Die Aktien von Xiaomi gingen zurück und rückten um 4,07 % ab nach dem, dass das Unternehmen einen Rückruf eines Teils seiner SU7-Reihe bekannt gab. Li Auto und Xpeng fielen um je 3 % bzw. 2,66 %, während NIO um 1 % zurückging. BYD, Leapmotor und Geely rückten jeweils zwischen 1 % und 2 % ab. Die an der US-Börse gelisteten Aktien von Tesla gaben zwar noch nicht bei der Erstellung des Berichts einen Handel auf, in der Tickerübersicht wurden allerdings 5,14 % Wachstum angegeben.
Die Rückrufe folgen einem verstärkten Prüfungsverfahren durch die Regulierungsbehörden in Bezug auf verdeckte oder elektronische Türgriffe, die den Betrieb bei Notfällen erschweren können. Im Februar kündigte China ein Verbot dieser Designs an, das ab 2027 gilt. Das Land ist damit das erste, das eine solche Regel eingeführt hat. Die U.S. National Highway Traffic Safety Administration (NHTSA) wies im Juli auf das Problem hin und deutete an, dass es durch einen neuen Sicherheitsstandard für alle Automobilhersteller geregelt werden kann. Auch die europäischen Regulierungsbehörden äußerten Bedenken zur Technologie.
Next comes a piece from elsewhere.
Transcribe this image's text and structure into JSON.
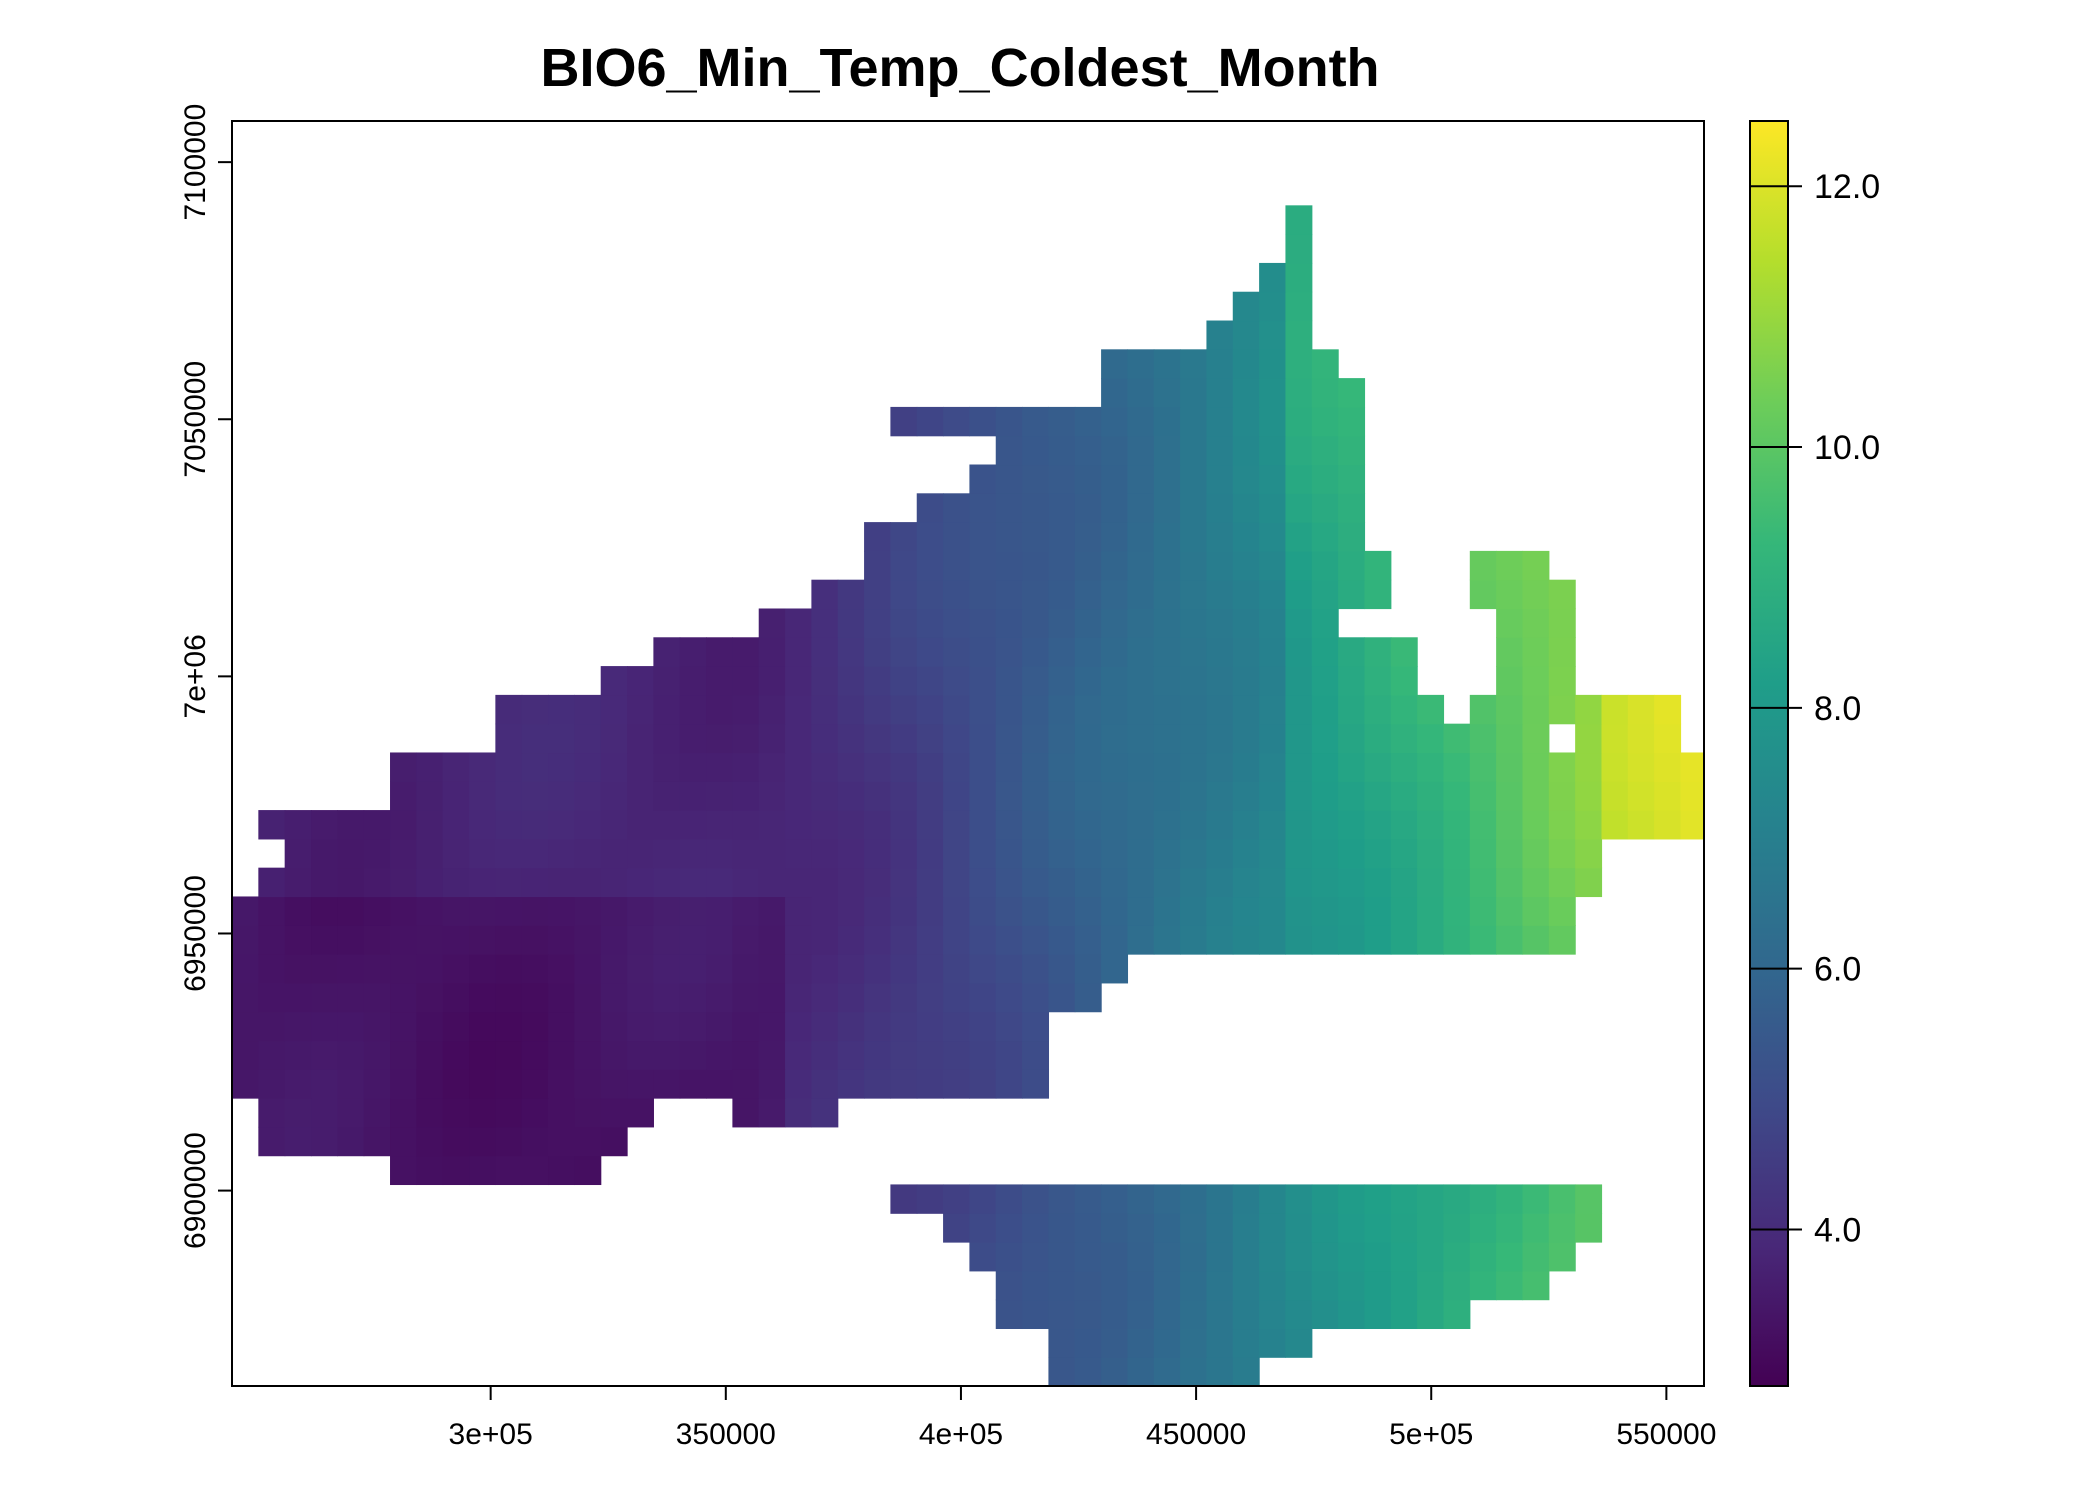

Die Automobilhersteller beheben das Problem vorrangig durch kostengünstige Maßnahmen, wie Warnetiketten und Software-Updates über Funk. Die Rückrufaktionen betreffen mehrere Marken, darunter Tesla, Xiaomi, Leapmotor, Xpeng und Geely, und sind einige der grössten in ihrer Geschichte. Der Umfang unterstreicht die wachsenden regulatorischen und operativen Risiken für Elektroauto-Hersteller angesichts der rasanten Expansion auf dem chinesischen Elektromobilitätsmarkt.